Novel Adaptive Power-Gating Strategy and Tapered TSV Structure in Multilayer 3D IC

Abstract

Among power dissipation components, leakage power has become more dominant with each successive technology node. Power-gating techniques have been widely used to reduce the standby leakage energy. In this work, we investigate a power-gating strategy for through-silicon via (TSV)-based 3D IC stacking structures. Power-gating control is becoming more complicated as more dies are stacked. We combine the on-chip PDN and TSV in a multilayered 3D IC to perform power-gating analysis of the static and dynamic voltage drops and in-rush current. Then, we propose a novel power-gating strategy that optimizes the in-rush current profile, subject to the voltage-drop constraints. Our power-gating strategy provides a minimal wake-up latency such that the voltage noise safety margins are not violated.
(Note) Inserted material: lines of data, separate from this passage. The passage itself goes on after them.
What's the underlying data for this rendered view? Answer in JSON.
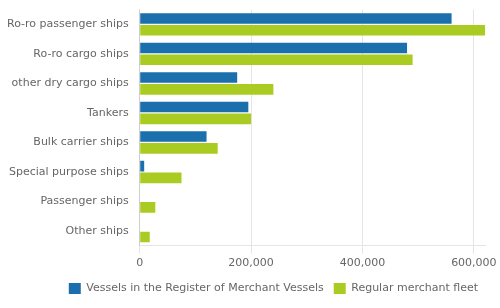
{
  "chart_data": {
    "type": "bar",
    "orientation": "horizontal",
    "categories": [
      "Other ships",
      "Passenger ships",
      "Special purpose ships",
      "Bulk carrier ships",
      "Tankers",
      "other dry cargo ships",
      "Ro-ro cargo ships",
      "Ro-ro passenger ships"
    ],
    "series": [
      {
        "name": "Vessels in the Register of Merchant Vessels",
        "color": "#1B6FAD",
        "values": [
          0,
          0,
          8000,
          120000,
          195000,
          175000,
          480000,
          560000
        ]
      },
      {
        "name": "Regular merchant fleet",
        "color": "#AACC22",
        "values": [
          18000,
          28000,
          75000,
          140000,
          200000,
          240000,
          490000,
          620000
        ]
      }
    ],
    "xlim": [
      0,
      620000
    ],
    "xticks": [
      0,
      {
        "value": 200000,
        "label": "200,000"
      },
      {
        "value": 400000,
        "label": "400,000"
      },
      {
        "value": 600000,
        "label": "600,000"
      }
    ],
    "grid": true,
    "legend": "lower right"
  }
}
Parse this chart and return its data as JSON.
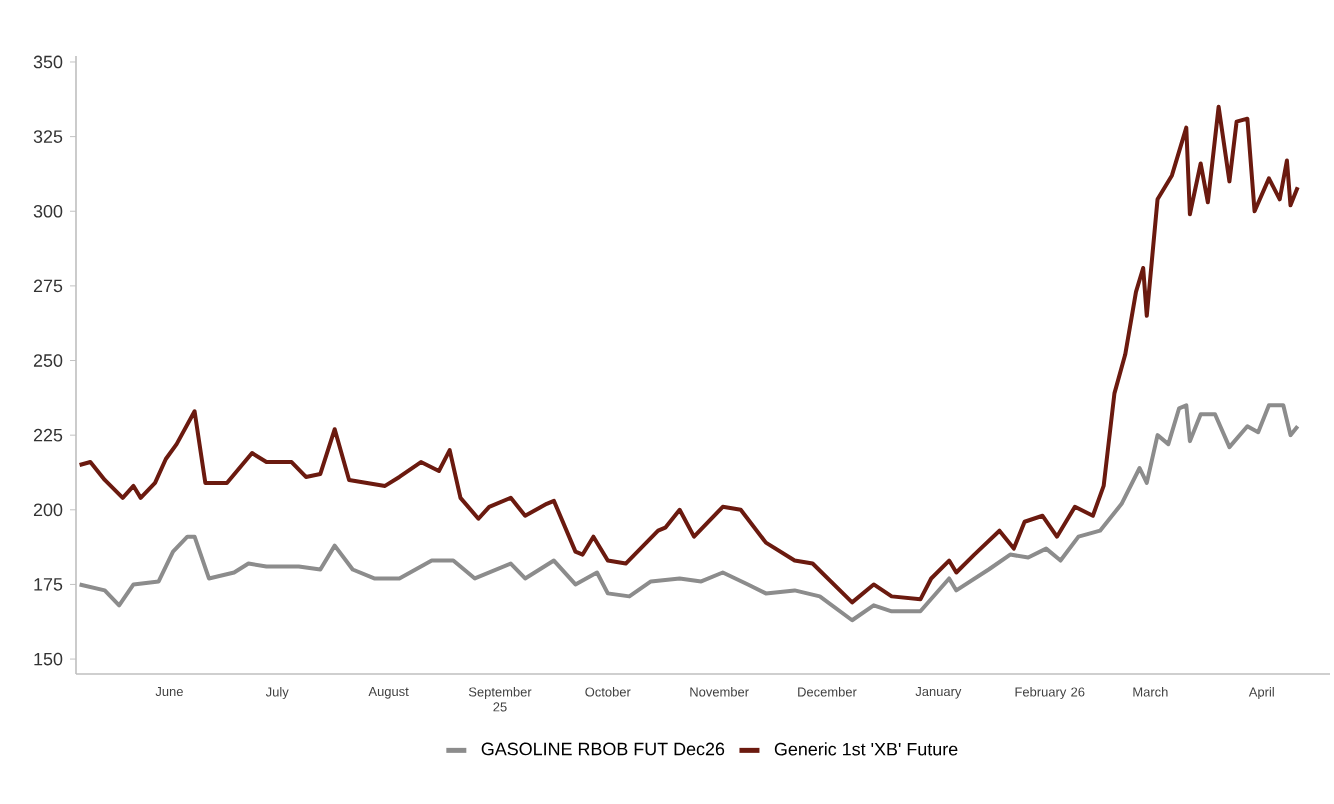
{
  "chart_data": {
    "type": "line",
    "legend": "bottom",
    "xlim": [
      "2025-05-20",
      "2026-05-04"
    ],
    "ylim": [
      145,
      352
    ],
    "yticks": [
      150,
      175,
      200,
      225,
      250,
      275,
      300,
      325,
      350
    ],
    "xticks": [
      {
        "value": "2025-06-15",
        "label": "June"
      },
      {
        "value": "2025-07-15",
        "label": "July"
      },
      {
        "value": "2025-08-15",
        "label": "August"
      },
      {
        "value": "2025-09-15",
        "label": "September 25"
      },
      {
        "value": "2025-10-15",
        "label": "October"
      },
      {
        "value": "2025-11-15",
        "label": "November"
      },
      {
        "value": "2025-12-15",
        "label": "December"
      },
      {
        "value": "2026-01-15",
        "label": "January"
      },
      {
        "value": "2026-02-15",
        "label": "February 26"
      },
      {
        "value": "2026-03-15",
        "label": "March"
      },
      {
        "value": "2026-04-15",
        "label": "April"
      }
    ],
    "series": [
      {
        "name": "GASOLINE RBOB FUT Dec26",
        "color": "#8c8c8c",
        "x": [
          "2025-05-21",
          "2025-05-28",
          "2025-06-01",
          "2025-06-05",
          "2025-06-12",
          "2025-06-16",
          "2025-06-20",
          "2025-06-22",
          "2025-06-26",
          "2025-07-03",
          "2025-07-07",
          "2025-07-12",
          "2025-07-21",
          "2025-07-27",
          "2025-07-31",
          "2025-08-05",
          "2025-08-11",
          "2025-08-18",
          "2025-08-27",
          "2025-09-02",
          "2025-09-08",
          "2025-09-18",
          "2025-09-22",
          "2025-09-30",
          "2025-10-06",
          "2025-10-12",
          "2025-10-15",
          "2025-10-21",
          "2025-10-27",
          "2025-11-04",
          "2025-11-10",
          "2025-11-16",
          "2025-11-23",
          "2025-11-28",
          "2025-12-06",
          "2025-12-13",
          "2025-12-22",
          "2025-12-28",
          "2026-01-02",
          "2026-01-10",
          "2026-01-18",
          "2026-01-20",
          "2026-01-29",
          "2026-02-04",
          "2026-02-09",
          "2026-02-14",
          "2026-02-18",
          "2026-02-23",
          "2026-03-01",
          "2026-03-07",
          "2026-03-12",
          "2026-03-14",
          "2026-03-17",
          "2026-03-20",
          "2026-03-23",
          "2026-03-25",
          "2026-03-26",
          "2026-03-29",
          "2026-04-02",
          "2026-04-06",
          "2026-04-11",
          "2026-04-14",
          "2026-04-17",
          "2026-04-21",
          "2026-04-23",
          "2026-04-25"
        ],
        "values": [
          175,
          173,
          168,
          175,
          176,
          186,
          191,
          191,
          177,
          179,
          182,
          181,
          181,
          180,
          188,
          180,
          177,
          177,
          183,
          183,
          177,
          182,
          177,
          183,
          175,
          179,
          172,
          171,
          176,
          177,
          176,
          179,
          175,
          172,
          173,
          171,
          163,
          168,
          166,
          166,
          177,
          173,
          180,
          185,
          184,
          187,
          183,
          191,
          193,
          202,
          214,
          209,
          225,
          222,
          234,
          235,
          223,
          232,
          232,
          221,
          228,
          226,
          235,
          235,
          225,
          228
        ]
      },
      {
        "name": "Generic 1st 'XB' Future",
        "color": "#6b1a0f",
        "x": [
          "2025-05-21",
          "2025-05-24",
          "2025-05-28",
          "2025-06-02",
          "2025-06-05",
          "2025-06-07",
          "2025-06-11",
          "2025-06-14",
          "2025-06-17",
          "2025-06-22",
          "2025-06-25",
          "2025-07-01",
          "2025-07-08",
          "2025-07-12",
          "2025-07-19",
          "2025-07-23",
          "2025-07-27",
          "2025-07-31",
          "2025-08-04",
          "2025-08-14",
          "2025-08-18",
          "2025-08-24",
          "2025-08-29",
          "2025-09-01",
          "2025-09-04",
          "2025-09-09",
          "2025-09-12",
          "2025-09-18",
          "2025-09-22",
          "2025-09-28",
          "2025-09-30",
          "2025-10-06",
          "2025-10-08",
          "2025-10-11",
          "2025-10-15",
          "2025-10-20",
          "2025-10-29",
          "2025-10-31",
          "2025-11-04",
          "2025-11-08",
          "2025-11-16",
          "2025-11-21",
          "2025-11-28",
          "2025-12-06",
          "2025-12-11",
          "2025-12-22",
          "2025-12-28",
          "2026-01-02",
          "2026-01-10",
          "2026-01-13",
          "2026-01-18",
          "2026-01-20",
          "2026-01-25",
          "2026-02-01",
          "2026-02-05",
          "2026-02-08",
          "2026-02-13",
          "2026-02-17",
          "2026-02-22",
          "2026-02-27",
          "2026-03-02",
          "2026-03-05",
          "2026-03-08",
          "2026-03-11",
          "2026-03-13",
          "2026-03-14",
          "2026-03-17",
          "2026-03-21",
          "2026-03-25",
          "2026-03-26",
          "2026-03-29",
          "2026-03-31",
          "2026-04-03",
          "2026-04-06",
          "2026-04-08",
          "2026-04-11",
          "2026-04-13",
          "2026-04-17",
          "2026-04-20",
          "2026-04-22",
          "2026-04-23",
          "2026-04-25"
        ],
        "values": [
          215,
          216,
          210,
          204,
          208,
          204,
          209,
          217,
          222,
          233,
          209,
          209,
          219,
          216,
          216,
          211,
          212,
          227,
          210,
          208,
          211,
          216,
          213,
          220,
          204,
          197,
          201,
          204,
          198,
          202,
          203,
          186,
          185,
          191,
          183,
          182,
          193,
          194,
          200,
          191,
          201,
          200,
          189,
          183,
          182,
          169,
          175,
          171,
          170,
          177,
          183,
          179,
          185,
          193,
          187,
          196,
          198,
          191,
          201,
          198,
          208,
          239,
          252,
          273,
          281,
          265,
          304,
          312,
          328,
          299,
          316,
          303,
          335,
          310,
          330,
          331,
          300,
          311,
          304,
          317,
          302,
          308
        ]
      }
    ]
  }
}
In addition, the layer dependency of the 3D IC on the power gating is analyzed in terms of the wake-up time reduction. We achieve an average wake-up time reduction of 43% for all cases with our adaptive power-gating method that exploits location (or layer) information regarding the aggressors in a 3D IC. A tapered TSV architecture based on the layer dependency has been analyzed; it exhibits up to 18% wake-up time reduction compared to that of circuits with uniform TSVs.